Bomb After Bomb In Iraq
It's another bloody day in Iraq.
A parked car packed with explosives hit a police patrol in the northern Iraqi city of Mosul on Wednesday, killing at least five policemen and wounding 14, including a senior officer, as violence continued unabated after one of the bloodiest days in recent weeks.
On Tuesday, car bombs and mortar attacks killed at least 54 people across Iraq. On Monday, another 40 people were killed in a series of bombings and attacks. Monday's death toll included CBS soundman James Brolan and cameraman Paul Douglas, who died in a bombing that critically wounded CBS News correspondent Kimberly Dozier, now being treated at a U.S. military hospital in Germany.
Not including the most recent attacks, at least 4,066 Iraqis have been killed in war-related violence so far in 2006, according to Associated Press reports — which may not be complete because the reporting process does not cover the entire country. That figure includes 871 in May, surpassing the 801 killed in April.
Since the beginning of the war in 2003, according to an Associated Press count, 2,467 U.S. military servicemen and women have been killed in Iraq, including a GI hit by the same bomb as Dozier, Brolan and Douglas.
CBS News national security correspondent David Martin reports that in cities like Ramadi, west of Baghdad - everybody from the Marines under fire to the American ambassador agrees that the insurgents and terrorists are not just making life miserable — they are in control.
It is concerning American commanders so much, reports Martin, that 1,500 more combat troops have been ordered into western Iraq in an attempt to establish some semblance of government control.
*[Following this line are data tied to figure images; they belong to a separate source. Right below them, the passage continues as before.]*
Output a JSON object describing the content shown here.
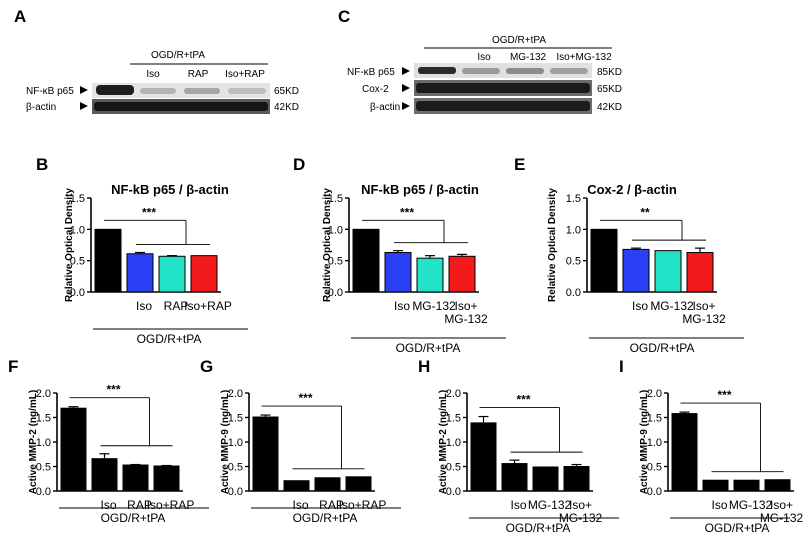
{
  "colors": {
    "iso": "#2b3ff5",
    "mg": "#22e3c7",
    "rap": "#f21a1a",
    "black": "#000000"
  },
  "blots": [
    {
      "panel": "A",
      "group": "OGD/R+tPA",
      "lanes": [
        "Iso",
        "RAP",
        "Iso+RAP"
      ],
      "rows": [
        {
          "protein": "NF-κB p65",
          "size": "65KD"
        },
        {
          "protein": "β-actin",
          "size": "42KD"
        }
      ]
    },
    {
      "panel": "C",
      "group": "OGD/R+tPA",
      "lanes": [
        "Iso",
        "MG-132",
        "Iso+MG-132"
      ],
      "rows": [
        {
          "protein": "NF-κB p65",
          "size": "85KD"
        },
        {
          "protein": "Cox-2",
          "size": "65KD"
        },
        {
          "protein": "β-actin",
          "size": "42KD"
        }
      ]
    }
  ],
  "chart_data": [
    {
      "panel": "B",
      "type": "bar",
      "title": "NF-kB p65 / β-actin",
      "ylabel": "Relative Optical Density",
      "ylim": [
        0,
        1.5
      ],
      "yticks": [
        "0.0",
        "0.5",
        "1.0",
        "1.5"
      ],
      "categories": [
        "",
        "Iso",
        "RAP",
        "Iso+RAP"
      ],
      "values": [
        1.0,
        0.61,
        0.57,
        0.58
      ],
      "errors": [
        0,
        0.02,
        0.01,
        0.0
      ],
      "colors": [
        "black",
        "iso",
        "mg",
        "rap"
      ],
      "group_label": "OGD/R+tPA",
      "significance": "***"
    },
    {
      "panel": "D",
      "type": "bar",
      "title": "NF-kB p65 / β-actin",
      "ylabel": "Relative Optical Density",
      "ylim": [
        0,
        1.5
      ],
      "yticks": [
        "0.0",
        "0.5",
        "1.0",
        "1.5"
      ],
      "categories": [
        "",
        "Iso",
        "MG-132",
        "Iso+\nMG-132"
      ],
      "values": [
        1.0,
        0.63,
        0.54,
        0.57
      ],
      "errors": [
        0,
        0.03,
        0.04,
        0.03
      ],
      "colors": [
        "black",
        "iso",
        "mg",
        "rap"
      ],
      "group_label": "OGD/R+tPA",
      "significance": "***"
    },
    {
      "panel": "E",
      "type": "bar",
      "title": "Cox-2 / β-actin",
      "ylabel": "Relative Optical Density",
      "ylim": [
        0,
        1.5
      ],
      "yticks": [
        "0.0",
        "0.5",
        "1.0",
        "1.5"
      ],
      "categories": [
        "",
        "Iso",
        "MG-132",
        "Iso+\nMG-132"
      ],
      "values": [
        1.0,
        0.68,
        0.66,
        0.63
      ],
      "errors": [
        0,
        0.02,
        0.0,
        0.07
      ],
      "colors": [
        "black",
        "iso",
        "mg",
        "rap"
      ],
      "group_label": "OGD/R+tPA",
      "significance": "**"
    },
    {
      "panel": "F",
      "type": "bar",
      "title": "",
      "ylabel": "Active MMP-2 (ng/mL)",
      "ylim": [
        0,
        2.0
      ],
      "yticks": [
        "0.0",
        "0.5",
        "1.0",
        "1.5",
        "2.0"
      ],
      "categories": [
        "",
        "Iso",
        "RAP",
        "Iso+RAP"
      ],
      "values": [
        1.69,
        0.66,
        0.53,
        0.51
      ],
      "errors": [
        0.03,
        0.1,
        0.01,
        0.01
      ],
      "colors": [
        "black",
        "black",
        "black",
        "black"
      ],
      "group_label": "OGD/R+tPA",
      "significance": "***"
    },
    {
      "panel": "G",
      "type": "bar",
      "title": "",
      "ylabel": "Active MMP-9 (ng/mL)",
      "ylim": [
        0,
        2.0
      ],
      "yticks": [
        "0.0",
        "0.5",
        "1.0",
        "1.5",
        "2.0"
      ],
      "categories": [
        "",
        "Iso",
        "RAP",
        "Iso+RAP"
      ],
      "values": [
        1.51,
        0.21,
        0.27,
        0.29
      ],
      "errors": [
        0.04,
        0.0,
        0.0,
        0.0
      ],
      "colors": [
        "black",
        "black",
        "black",
        "black"
      ],
      "group_label": "OGD/R+tPA",
      "significance": "***"
    },
    {
      "panel": "H",
      "type": "bar",
      "title": "",
      "ylabel": "Active MMP-2 (ng/mL)",
      "ylim": [
        0,
        2.0
      ],
      "yticks": [
        "0.0",
        "0.5",
        "1.0",
        "1.5",
        "2.0"
      ],
      "categories": [
        "",
        "Iso",
        "MG-132",
        "Iso+\nMG-132"
      ],
      "values": [
        1.39,
        0.56,
        0.49,
        0.5
      ],
      "errors": [
        0.13,
        0.07,
        0.0,
        0.04
      ],
      "colors": [
        "black",
        "black",
        "black",
        "black"
      ],
      "group_label": "OGD/R+tPA",
      "significance": "***"
    },
    {
      "panel": "I",
      "type": "bar",
      "title": "",
      "ylabel": "Active MMP-9 (ng/mL)",
      "ylim": [
        0,
        2.0
      ],
      "yticks": [
        "0.0",
        "0.5",
        "1.0",
        "1.5",
        "2.0"
      ],
      "categories": [
        "",
        "Iso",
        "MG-132",
        "Iso+\nMG-132"
      ],
      "values": [
        1.58,
        0.22,
        0.22,
        0.23
      ],
      "errors": [
        0.03,
        0.0,
        0.0,
        0.0
      ],
      "colors": [
        "black",
        "black",
        "black",
        "black"
      ],
      "group_label": "OGD/R+tPA",
      "significance": "***"
    }
  ]
}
It is the second time this year General George Casey, the top U.S. commander in Iraq, has called in reinforcements. In March, 700 troops were sent into Iraq to help hold down sectarian violence. They were supposed to remain 30 days, but they are still there.
In other recent developments in Iraq:
Tuesday's deadliest bomb struck in a popular market during the evening in Husseiniyah, about 20 miles north of Baghdad, killing at least 25 people and wounding 65, said Lt. Colonel Falah al-Mohamedawi, an Interior Ministry spokesman.
Police say they defused a second bomb in a car nearby.
In the southern city of Hillah, a car packed with explosives blew up at a dealership, killing 12 people and wounding 32.
A bomb hidden in a plastic bag detonated outside a bakery in eastern Baghdad on Tuesday night, killing at least nine people and injuring 10, al-Mohamedawi said.
In Baghdad, mortar rounds hit the heavily guarded Interior Ministry and a nearby park, killing two government employees.
A mortar round fired by remote control struck the Interior Ministry compound in central Baghdad, killing two female employees and wounding a policeman and two janitors, said police Capt. Mohammed Abdul-Ghani said. Another round landed in a city park, wounding two city workers, he said. The Shiite-dominated Interior Ministry was also attacked in April.
The violence came as Prime Minister Nouri al-Maliki held meetings aimed at finding new defense and interior ministers more than a week after his national unity government took office. Iraq's ethnic, sectarian and secular parties are struggling to agree on who should run the two crucial ministries, which oversee the army and the police.
Top Shiite officials said the U.S. Embassy had invited government representatives and the leaders of all the political blocs to a meeting, and they expected the names of new candidates to be discussed.
In the meantime, U.S. military commanders have moved about 1,500 combat troops from a reserve force in Kuwait into Anbar province to help local authorities establish order there. The province is an insurgent hotbed stretching from west of Baghdad to the Syrian border.
The military command described the new deployment as short-term. The plan is to keep the latest troops in Anbar no longer than four months, said one military official, who requested anonymity because they were not authorized to discuss the move.
Parliament on Monday debated the violence in the capital and outlying provinces but failed to set up a commission to deal with the problem because of al-Maliki's inability to appoint ministers of defense and interior.
The Interior Ministry, which controls the police, has been promised to the Shiites. Sunni Arabs are to get the Defense Ministry, overseeing the army.
It is hoped the balance will enable al-Maliki to move ahead with a plan for Iraqis to take over all security duties in the next 18 months. He wants to attract army recruits from the Sunni Arab minority, which provides the core of the insurgency.
The U.S. Embassy said al-Maliki, Cabinet members and political leaders were to meet at a social gathering organized by U.S. Ambassador Zalmay Khalilzad. Some legislators said the matter of the unfilled Cabinet positions would be discussed.